Third, Kenvue has a global presence and a balanced geographic mix that allows it to tap into the growth opportunities in both developed and emerging markets. Specifically, the consumer healthcare giant operates in more than 165 countries, with an especially strong foothold in high-growth markets including Brazil, China, and India. 

Fourth, Kenvue's financial performance has been steady through the years, allowing it to offer a generous dividend program for shareholders. Turning to the specifics, the company has consistently grown its sales over the past decade, despite facing several major challenges, such as an ever-changing regulatory landscape, competitive threats from niche operators, and high-profile litigation issues.

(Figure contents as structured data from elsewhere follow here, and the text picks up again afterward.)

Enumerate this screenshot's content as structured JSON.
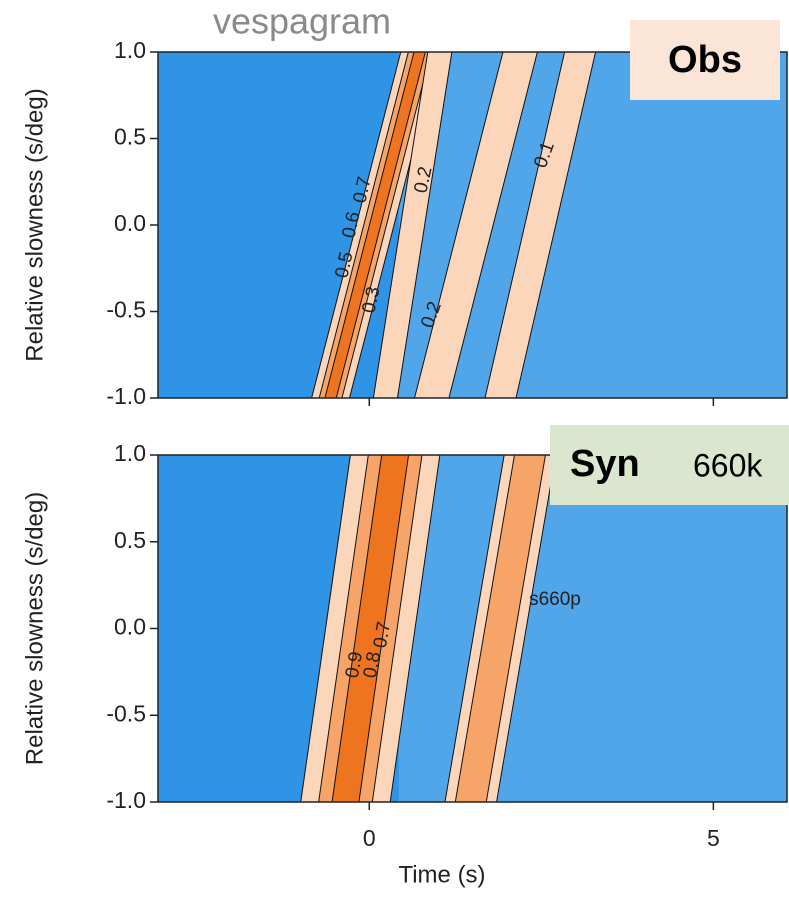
{
  "chart_data": [
    {
      "type": "heatmap",
      "title": "vespagram",
      "label": "Obs",
      "ylabel": "Relative slowness (s/deg)",
      "xlim": [
        -3.07,
        6.07
      ],
      "ylim": [
        -1,
        1
      ],
      "xticks": [
        0,
        5
      ],
      "yticks": [
        {
          "value": 1,
          "label": "1.0"
        },
        0.5,
        {
          "value": 0,
          "label": "0.0"
        },
        -0.5,
        {
          "value": -1,
          "label": "-1.0"
        }
      ],
      "ridges": [
        {
          "t_top": 0.74,
          "t_bottom": -0.57,
          "width": 0.55,
          "amplitude": 0.8
        },
        {
          "t_top": 1.03,
          "t_bottom": 0.23,
          "width": 0.35,
          "amplitude": 0.3
        },
        {
          "t_top": 2.2,
          "t_bottom": 0.9,
          "width": 0.5,
          "amplitude": 0.3
        },
        {
          "t_top": 3.07,
          "t_bottom": 1.9,
          "width": 0.45,
          "amplitude": 0.2
        }
      ],
      "contour_labels": [
        "0.7",
        "0.6",
        "0.5",
        "0.3",
        "0.2",
        "0.2",
        "0.1"
      ]
    },
    {
      "type": "heatmap",
      "label": "Syn",
      "sublabel": "660k",
      "ylabel": "Relative slowness (s/deg)",
      "xlabel": "Time (s)",
      "xlim": [
        -3.07,
        6.07
      ],
      "ylim": [
        -1,
        1
      ],
      "xticks": [
        0,
        5
      ],
      "yticks": [
        {
          "value": 1,
          "label": "1.0"
        },
        0.5,
        {
          "value": 0,
          "label": "0.0"
        },
        -0.5,
        {
          "value": -1,
          "label": "-1.0"
        }
      ],
      "ridges": [
        {
          "t_top": 0.38,
          "t_bottom": -0.35,
          "width": 1.3,
          "amplitude": 1.0
        },
        {
          "t_top": 2.34,
          "t_bottom": 1.47,
          "width": 0.75,
          "amplitude": 0.5
        }
      ],
      "contour_labels": [
        "s660p",
        "0.7",
        "0.8",
        "0.9"
      ]
    }
  ]
}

In dividend terms, the consumer healthcare company pays a 3.47% annualized dividend yield at current levels, which is substantially higher than the 1.5% average yield of the S&P 500 Index and modestly higher than the 3.27% yield of its consumer healthcare peer group.

Kenvue isn't risk-free, however. Consumer healthcare is a fiercely competitive space characterized by abrupt shifts in consumer preferences and a rapid pace of innovation. Now, Kenvue's 135-year track record implies that it is flexible enough to change with the times, but this industrywide risk factor is important to consider. 

Time to buy?

Kenvue is a top dividend stock to buy right now for several reasons. First, it offers a stable and growing income stream that can withstand economic downturns and market volatility. Second, it has a strong competitive position and growth potential in the consumer healthcare industry, which is expected to benefit from multiple tailwinds such as an aging global population and an increase in demand for self-care products. 

Third, it trades at a reasonable valuation compared to its peers and the broader market. As of Aug. 29, Kenvue stock was trading at approximately 17.7 times projected earnings. For context, its closest peers in the consumer healthcare space trade at an average multiple of 21, and the average S&P 500 stock, as of this writing, trades at 19.8 times forward earnings. Kenvue's shares are cheap by comparison. 

In all, Kenvue offers an attractive mix of value, reliable income, and sustainable growth, making it a worthwhile addition to either an income or value-oriented portfolio.